Впоследствии сведения о гибели командующего 33-й армией подтвердились. В районе Угры, уже близ линии фронта, его отряд принял неравный бой с превосходящими силами противника. В бою генерал-лейтенант М. Г. Ефремов получил тяжелое ранение. Не желая попасть в плен к фашистам, он застрелился. Так погиб один из героев Московской битвы, талантливый и храбрый военачальник.
В междуречье Угры и Вори 9-я гвардейская вела упорные бои до середины апреля. Войска Западного фронта переходили к обороне.
Московская битва завершилась. Она, как известно, явилась началом коренного поворота в ходе войны. Здесь, в Подмосковье, произошел полный и окончательный крах блицкрига, была развенчана легенда о непобедимости гитлеровской армии. Только на заключительном этапе битвы — в январе — апреле 1942 года — войска Северо-Западного, Калининского и Западного фронтов отбросили противника на витебском направлении на 250 км, на гжатском и юхновском — на 80 — 100 км. Из строя вермахта были выведены 16 дивизий и 1 бригада{33}.
16 апреля мы получили приказ сдать полосу обороны частям 1-й гвардейской мотострелковой дивизии и совершить марш через Юхнов на Медынь.
В те дни вражеская авиация резко усилила свою активность и над передним краем войск 43-й армии, и над ближайшими ее тылами. Смена частей была затруднена. Последний на данном участке фронта бой приняли наши зенитчики — 6-я отдельная гвардейская зенитная батарея. Это было 18 апреля. Авангард дивизии уже вышел на шоссе Юхнов — Медынь и продвигался к деревне Мятлево, к мосту на Угре, когда мне доложили, что командир 6-й зенитной своевременно не прислал машину за продуктами, его бойцы второй день не имеют горячей пищи. Я тут же выехал на батарею с мыслью "задать перцу" комбату. Он был отличный артиллерист, настоящий командир и по складу характера, и по внешнему виду. Почему же он не уразумел, что забота о питании личного состава есть одна из первейших его забот? Очевидно, по молодости?

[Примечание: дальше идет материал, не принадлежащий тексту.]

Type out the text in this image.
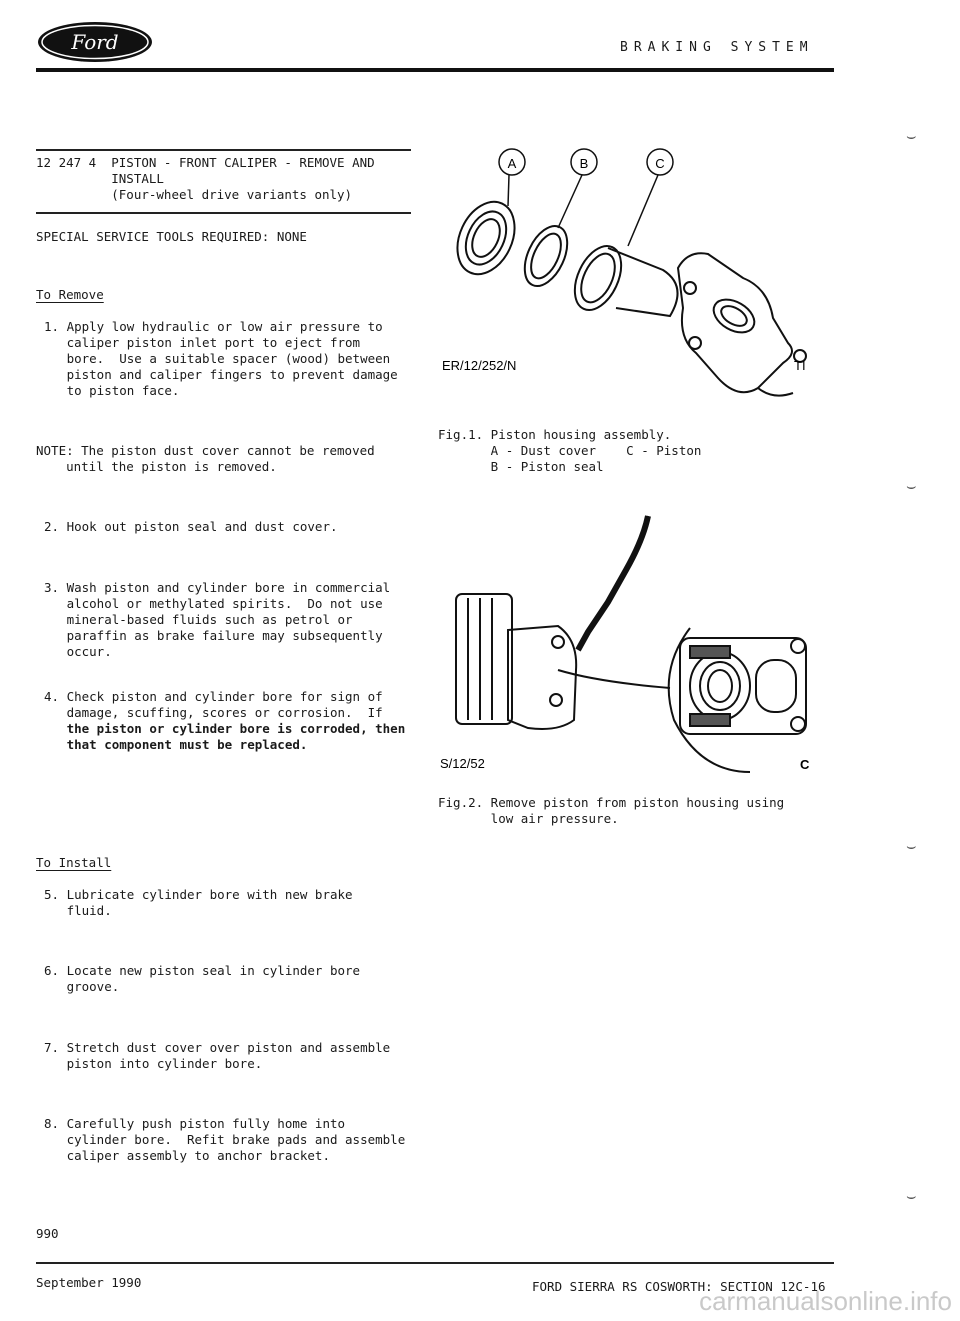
Ford	BRAKING SYSTEM
⌣
⌣
⌣
⌣
12 247 4  PISTON - FRONT CALIPER - REMOVE AND
INSTALL
(Four-wheel drive variants only)
SPECIAL SERVICE TOOLS REQUIRED: NONE
To Remove
1. Apply low hydraulic or low air pressure to
caliper piston inlet port to eject from
bore.  Use a suitable spacer (wood) between
piston and caliper fingers to prevent damage
to piston face.
NOTE: The piston dust cover cannot be removed
until the piston is removed.
2. Hook out piston seal and dust cover.
3. Wash piston and cylinder bore in commercial
alcohol or methylated spirits.  Do not use
mineral-based fluids such as petrol or
paraffin as brake failure may subsequently
occur.
4. Check piston and cylinder bore for sign of
damage, scuffing, scores or corrosion.  If
the piston or cylinder bore is corroded, then
that component must be replaced.
To Install
5. Lubricate cylinder bore with new brake
fluid.
6. Locate new piston seal in cylinder bore
groove.
7. Stretch dust cover over piston and assemble
piston into cylinder bore.
8. Carefully push piston fully home into
cylinder bore.  Refit brake pads and assemble
caliper assembly to anchor bracket.
A	B	C
ER/12/252/N	TI
Fig.1. Piston housing assembly.
A - Dust cover    C - Piston
B - Piston seal
S/12/52	C
Fig.2. Remove piston from piston housing using
low air pressure.
990
September 1990	FORD SIERRA RS COSWORTH: SECTION 12C-16
carmanualsonline.info
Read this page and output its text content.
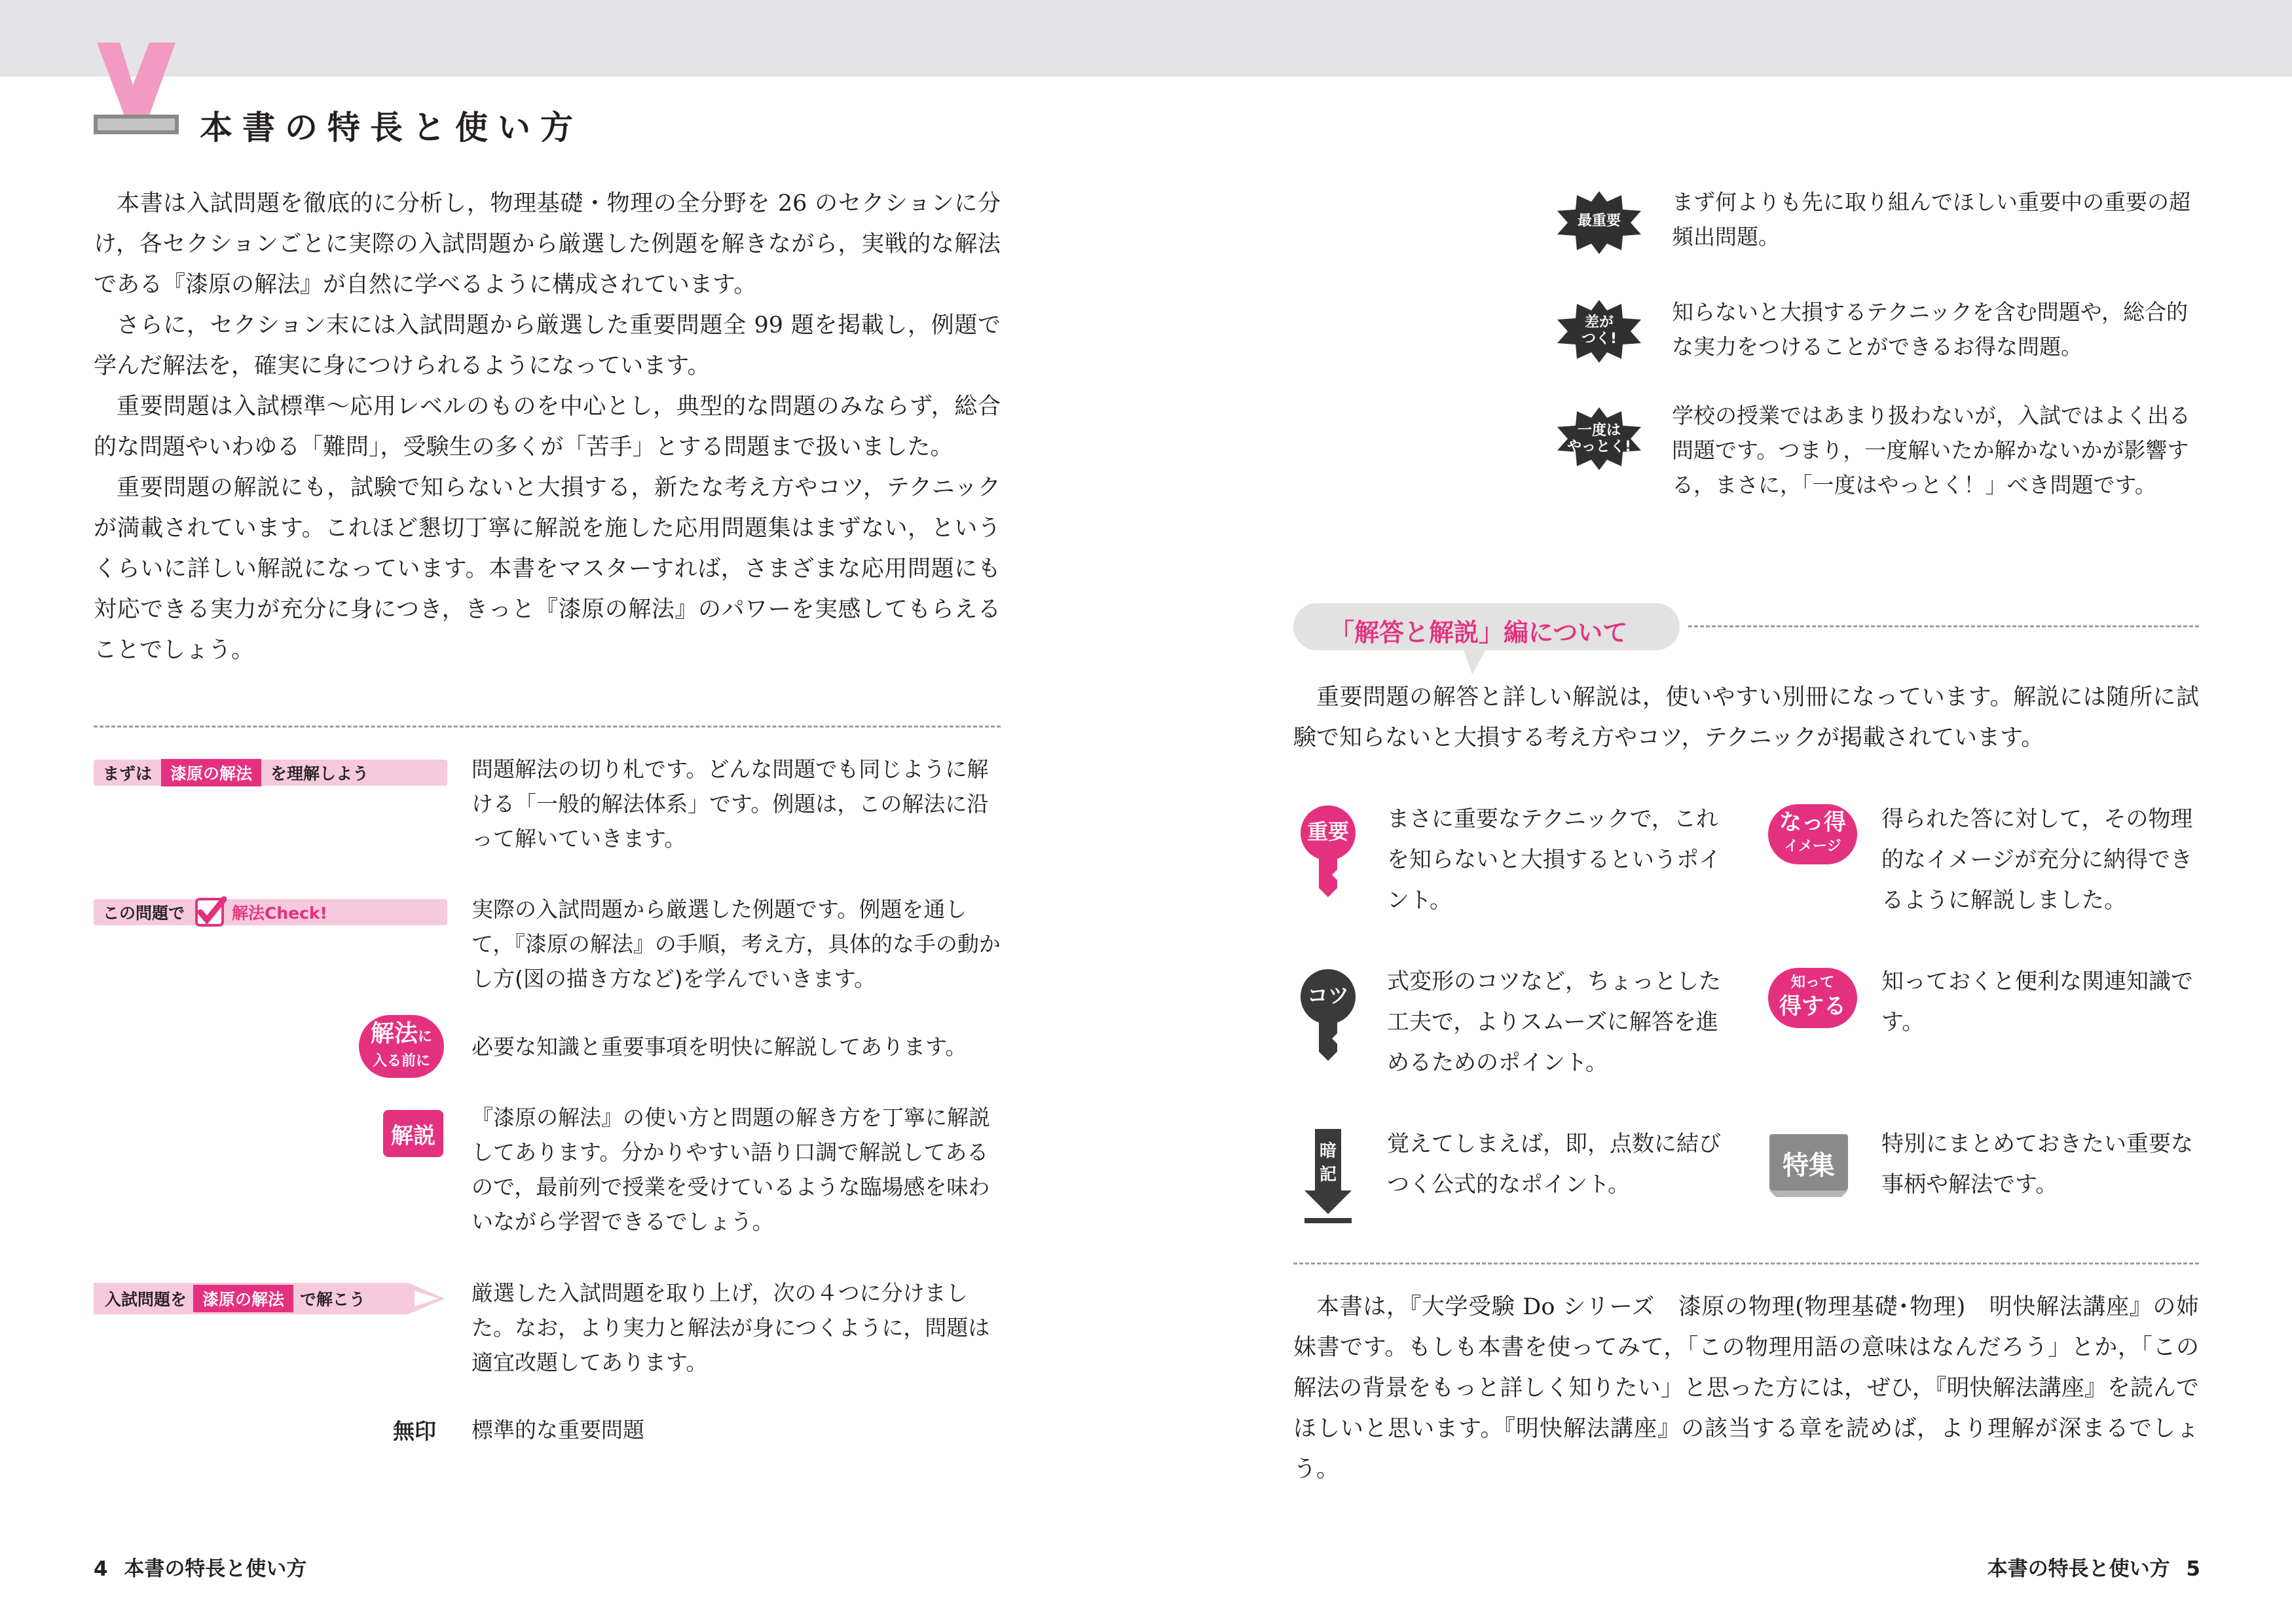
本書の特長と使い方

本書は入試問題を徹底的に分析し，物理基礎・物理の全分野を 26 のセクションに分け，各セクションごとに実際の入試問題から厳選した例題を解きながら，実戦的な解法である『漆原の解法』が自然に学べるように構成されています。

さらに，セクション末には入試問題から厳選した重要問題全 99 題を掲載し，例題で学んだ解法を，確実に身につけられるようになっています。

重要問題は入試標準～応用レベルのものを中心とし，典型的な問題のみならず，総合的な問題やいわゆる「難問」，受験生の多くが「苦手」とする問題まで扱いました。

重要問題の解説にも，試験で知らないと大損する，新たな考え方やコツ，テクニックが満載されています。これほど懇切丁寧に解説を施した応用問題集はまずない，というくらいに詳しい解説になっています。本書をマスターすれば，さまざまな応用問題にも対応できる実力が充分に身につき，きっと『漆原の解法』のパワーを実感してもらえることでしょう。

まずは	漆原の解法	を理解しよう	問題解法の切り札です。どんな問題でも同じように解ける「一般的解法体系」です。例題は，この解法に沿って解いていきます。
この問題で	解法Check!	実際の入試問題から厳選した例題です。例題を通して，『漆原の解法』の手順，考え方，具体的な手の動かし方(図の描き方など)を学んでいきます。
解法に
入る前に
必要な知識と重要事項を明快に解説してあります。
解説
『漆原の解法』の使い方と問題の解き方を丁寧に解説してあります。分かりやすい語り口調で解説してあるので，最前列で授業を受けているような臨場感を味わいながら学習できるでしょう。
入試問題を 漆原の解法 で解こう	厳選した入試問題を取り上げ，次の４つに分けました。なお，より実力と解法が身につくように，問題は適宜改題してあります。
無印 標準的な重要問題
4 本書の特長と使い方
最重要
まず何よりも先に取り組んでほしい重要中の重要の超頻出問題。
差が
つく!
知らないと大損するテクニックを含む問題や，総合的な実力をつけることができるお得な問題。
一度は
やっとく!
学校の授業ではあまり扱わないが，入試ではよく出る問題です。つまり，一度解いたか解かないかが影響する，まさに，「一度はやっとく！」べき問題です。
「解答と解説」編について
重要問題の解答と詳しい解説は，使いやすい別冊になっています。解説には随所に試験で知らないと大損する考え方やコツ，テクニックが掲載されています。
重要	まさに重要なテクニックで，これを知らないと大損するというポイント。
なっ得
イメージ
得られた答に対して，その物理的なイメージが充分に納得できるように解説しました。
コツ
式変形のコツなど，ちょっとした工夫で，よりスムーズに解答を進めるためのポイント。
知って
得する
知っておくと便利な関連知識です。
暗
記
覚えてしまえば，即，点数に結びつく公式的なポイント。
特集
特別にまとめておきたい重要な事柄や解法です。
本書は，『大学受験 Do シリーズ　漆原の物理(物理基礎･物理)　明快解法講座』の姉妹書です。もしも本書を使ってみて，「この物理用語の意味はなんだろう」とか，「この解法の背景をもっと詳しく知りたい」と思った方には，ぜひ，『明快解法講座』を読んでほしいと思います。『明快解法講座』の該当する章を読めば，より理解が深まるでしょう。
本書の特長と使い方 5
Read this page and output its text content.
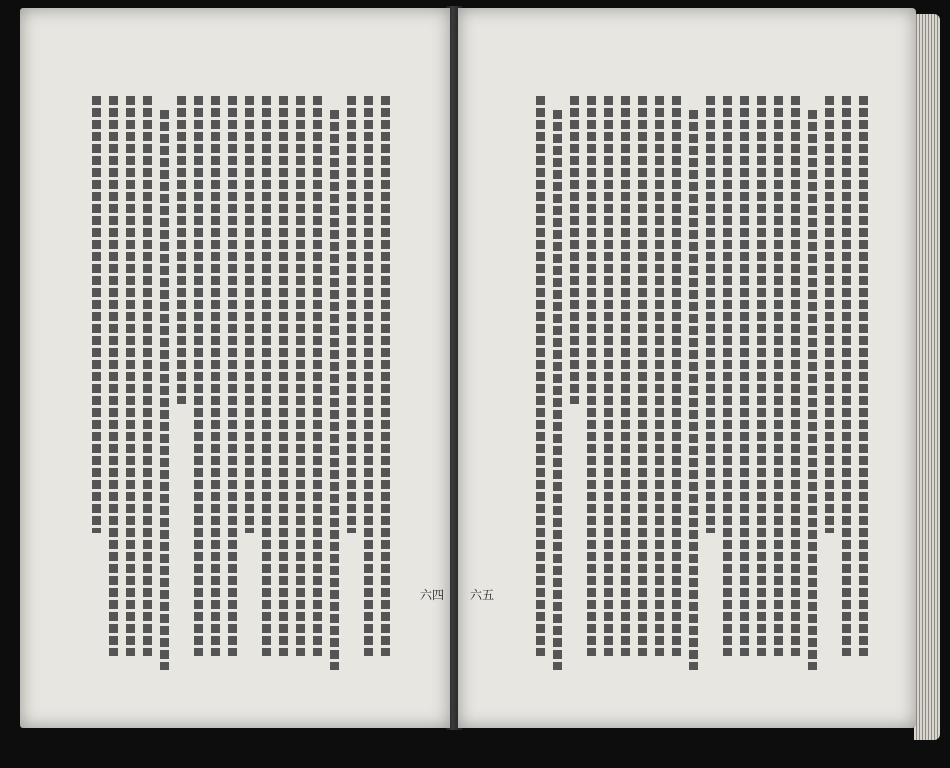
六四 六五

Наша "эмка" быстро проскочила до Угры, до огневых позиций зенитчиков. Хорошо они замаскировались у моста, только тонкие хоботки 37-мм пушек, направленные в небо, видны — да и то, если внимательно приглядеться. Выхожу из машины, [128] спешит ко мне бегом комбат с недавно отпущенной бородкой. И не то что улыбается, но прямо-таки сияет восторгом. Щелкнул каблуками, кинул ладонь под козырек:
— Товарищ генерал, батарея... Перебил я его:
— Товарищ комбат, батарея не получает горячей пищи вторые сутки. Почему?
— Товарищ генерал...
— Чего же вы, — говорю, — сияете? Может, по-вашему, голодный солдат — это самый хороший солдат?
— Хороший! воскликнул он. | Тут уж изумился я, а комбат, воспользовавшись паузой, доложил:
— Вверенная мне батарея только что сбила три "юнкерса" И он указал рукой на дальний лес. Теперь я понял, что означали дымы, тянувшиеся над вершинами деревьев. Комбат пояснил, что третий "юнкерс" догорает внизу, под береговым обрывом.
— Молодцы! — говорю. — Немедля кормите людей. Кухню я привел, она в лощине, за бугром...
Марш дивизии по разбитым весенним дорогам проходил без происшествий. Еще в пути мы получили сообщение о том, что дивизия вошла в состав находящейся в резерве Ставки ВГК 58-й армии, штаб которой находится в Калуге. 22 апреля части дивизии сосредоточились в указанном штабом армии районе — город Кондрово, поселок Полотняный завод — и, приведя себя в порядок, сразу же приступили к боевой учебе.